A diamond wire saw, left, was used to slice concrete shielding, exposing the center of the Argonne Fast Source Reactor, at center. A gantry crane, at right, is used to lift the resulting concrete blocks.

IDAHO FALLS, IdahoEM crews recently demolished a legacy research reactor built in the 1950s at DOE’s Idaho National Laboratory (INL), using innovative tools to break down its 4.5-foot-thick concrete shield.

The Argonne Fast Source Reactor was constructed at the Materials and Fuels Complex to create neutron fields that exposed materials to a radioactive environment.

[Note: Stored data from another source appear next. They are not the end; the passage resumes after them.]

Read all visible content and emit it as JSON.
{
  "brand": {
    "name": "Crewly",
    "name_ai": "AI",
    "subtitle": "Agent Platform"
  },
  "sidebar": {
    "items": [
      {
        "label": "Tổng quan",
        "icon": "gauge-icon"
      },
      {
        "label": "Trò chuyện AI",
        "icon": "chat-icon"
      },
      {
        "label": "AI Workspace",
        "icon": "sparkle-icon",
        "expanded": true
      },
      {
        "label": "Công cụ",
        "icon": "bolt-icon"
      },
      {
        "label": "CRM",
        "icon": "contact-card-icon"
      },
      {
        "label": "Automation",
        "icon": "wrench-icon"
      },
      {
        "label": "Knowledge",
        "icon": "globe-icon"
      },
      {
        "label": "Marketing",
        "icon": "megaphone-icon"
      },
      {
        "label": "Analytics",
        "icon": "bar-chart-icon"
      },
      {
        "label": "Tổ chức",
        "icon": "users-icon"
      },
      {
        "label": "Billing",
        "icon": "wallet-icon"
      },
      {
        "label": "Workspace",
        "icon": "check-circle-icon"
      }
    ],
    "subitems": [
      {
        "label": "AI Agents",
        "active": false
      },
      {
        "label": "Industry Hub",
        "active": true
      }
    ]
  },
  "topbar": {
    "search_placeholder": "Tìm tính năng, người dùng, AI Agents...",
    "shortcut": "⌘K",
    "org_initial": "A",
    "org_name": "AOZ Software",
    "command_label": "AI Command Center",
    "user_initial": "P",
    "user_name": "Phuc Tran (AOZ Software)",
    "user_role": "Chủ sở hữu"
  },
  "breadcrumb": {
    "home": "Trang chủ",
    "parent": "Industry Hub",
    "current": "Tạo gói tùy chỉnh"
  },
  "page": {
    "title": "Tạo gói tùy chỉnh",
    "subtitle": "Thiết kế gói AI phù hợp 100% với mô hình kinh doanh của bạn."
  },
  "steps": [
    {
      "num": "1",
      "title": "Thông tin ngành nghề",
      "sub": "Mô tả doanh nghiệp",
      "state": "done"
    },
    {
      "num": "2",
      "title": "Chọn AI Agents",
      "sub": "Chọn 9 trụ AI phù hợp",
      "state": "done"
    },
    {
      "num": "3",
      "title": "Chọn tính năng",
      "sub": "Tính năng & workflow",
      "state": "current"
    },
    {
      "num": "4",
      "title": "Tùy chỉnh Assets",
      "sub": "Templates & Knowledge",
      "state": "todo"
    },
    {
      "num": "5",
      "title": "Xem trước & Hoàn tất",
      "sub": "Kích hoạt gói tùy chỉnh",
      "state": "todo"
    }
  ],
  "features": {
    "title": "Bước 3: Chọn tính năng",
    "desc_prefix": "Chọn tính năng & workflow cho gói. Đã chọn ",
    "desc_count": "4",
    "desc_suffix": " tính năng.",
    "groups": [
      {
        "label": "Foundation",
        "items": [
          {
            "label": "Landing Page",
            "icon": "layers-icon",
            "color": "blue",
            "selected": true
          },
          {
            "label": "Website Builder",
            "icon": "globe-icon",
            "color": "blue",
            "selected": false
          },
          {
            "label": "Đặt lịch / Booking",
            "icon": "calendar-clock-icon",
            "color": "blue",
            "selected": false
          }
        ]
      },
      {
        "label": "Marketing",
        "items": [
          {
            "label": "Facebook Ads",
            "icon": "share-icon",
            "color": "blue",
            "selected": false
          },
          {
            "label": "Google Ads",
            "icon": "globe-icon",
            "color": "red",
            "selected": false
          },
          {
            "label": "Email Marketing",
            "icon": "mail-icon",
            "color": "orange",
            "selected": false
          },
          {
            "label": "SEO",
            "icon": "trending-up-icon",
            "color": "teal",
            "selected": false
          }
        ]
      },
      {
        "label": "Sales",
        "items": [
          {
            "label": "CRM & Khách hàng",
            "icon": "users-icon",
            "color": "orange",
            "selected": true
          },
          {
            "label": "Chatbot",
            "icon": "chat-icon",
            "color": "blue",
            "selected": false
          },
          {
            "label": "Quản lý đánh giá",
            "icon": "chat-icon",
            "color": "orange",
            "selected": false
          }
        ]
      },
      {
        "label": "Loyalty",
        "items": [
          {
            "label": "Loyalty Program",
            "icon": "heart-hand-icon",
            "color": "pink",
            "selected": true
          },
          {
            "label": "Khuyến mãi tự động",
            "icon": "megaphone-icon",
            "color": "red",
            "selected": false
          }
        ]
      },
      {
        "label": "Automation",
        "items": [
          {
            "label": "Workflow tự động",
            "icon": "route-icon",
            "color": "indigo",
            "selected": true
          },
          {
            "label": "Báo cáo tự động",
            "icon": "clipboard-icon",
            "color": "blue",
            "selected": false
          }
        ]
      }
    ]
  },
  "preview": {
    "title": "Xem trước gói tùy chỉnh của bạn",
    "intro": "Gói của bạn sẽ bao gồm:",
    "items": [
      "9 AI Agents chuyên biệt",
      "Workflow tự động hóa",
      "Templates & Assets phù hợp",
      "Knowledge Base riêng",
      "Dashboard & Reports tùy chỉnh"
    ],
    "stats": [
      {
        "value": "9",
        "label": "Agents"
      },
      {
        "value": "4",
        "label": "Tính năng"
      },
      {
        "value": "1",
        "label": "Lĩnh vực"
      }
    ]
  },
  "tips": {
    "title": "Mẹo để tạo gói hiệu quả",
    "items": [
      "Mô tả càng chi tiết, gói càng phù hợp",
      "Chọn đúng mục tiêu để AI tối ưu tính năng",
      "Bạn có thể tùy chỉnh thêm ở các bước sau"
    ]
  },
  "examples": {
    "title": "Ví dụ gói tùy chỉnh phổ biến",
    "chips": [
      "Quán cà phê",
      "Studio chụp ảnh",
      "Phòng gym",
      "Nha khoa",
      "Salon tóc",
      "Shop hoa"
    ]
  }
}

While the reactor’s operations ended in the early 1980s, construction of new buildings and research facilities continued around the reactor in subsequent years. Its location inside the active Electron Microscopy Laboratory, and next to research facilities, required precise and efficient demolition work.

Crews with Fluor Idaho, EM’s INL Site contractor, collaborated with contractor Battelle Energy Alliance, which manages INL, to remove the old reactor while limiting impact to research schedules and other ongoing laboratory operations.

“While the detailed planning and technology contributed to the achievement, the ultimate success can be found in the mutual trust and appreciation between two contractors collaborating to complete a difficult, but ultimately successful operation,” said Jack Zimmerman, manager of the DOE Idaho Operations Office EM program.

After considering options for tearing down the reactor, the demolition team determined a diamond wire saw would be the most effective means to remove the structure’s shield, which was not radiologically contaminated.

A diamond wire saw uses a cable and a pulley system that put continuous tension on the surface it cuts through. Crews sliced the reactor into 56 blocks, each weighing between 3,000 and 5,000 pounds, and removed them with a gantry crane.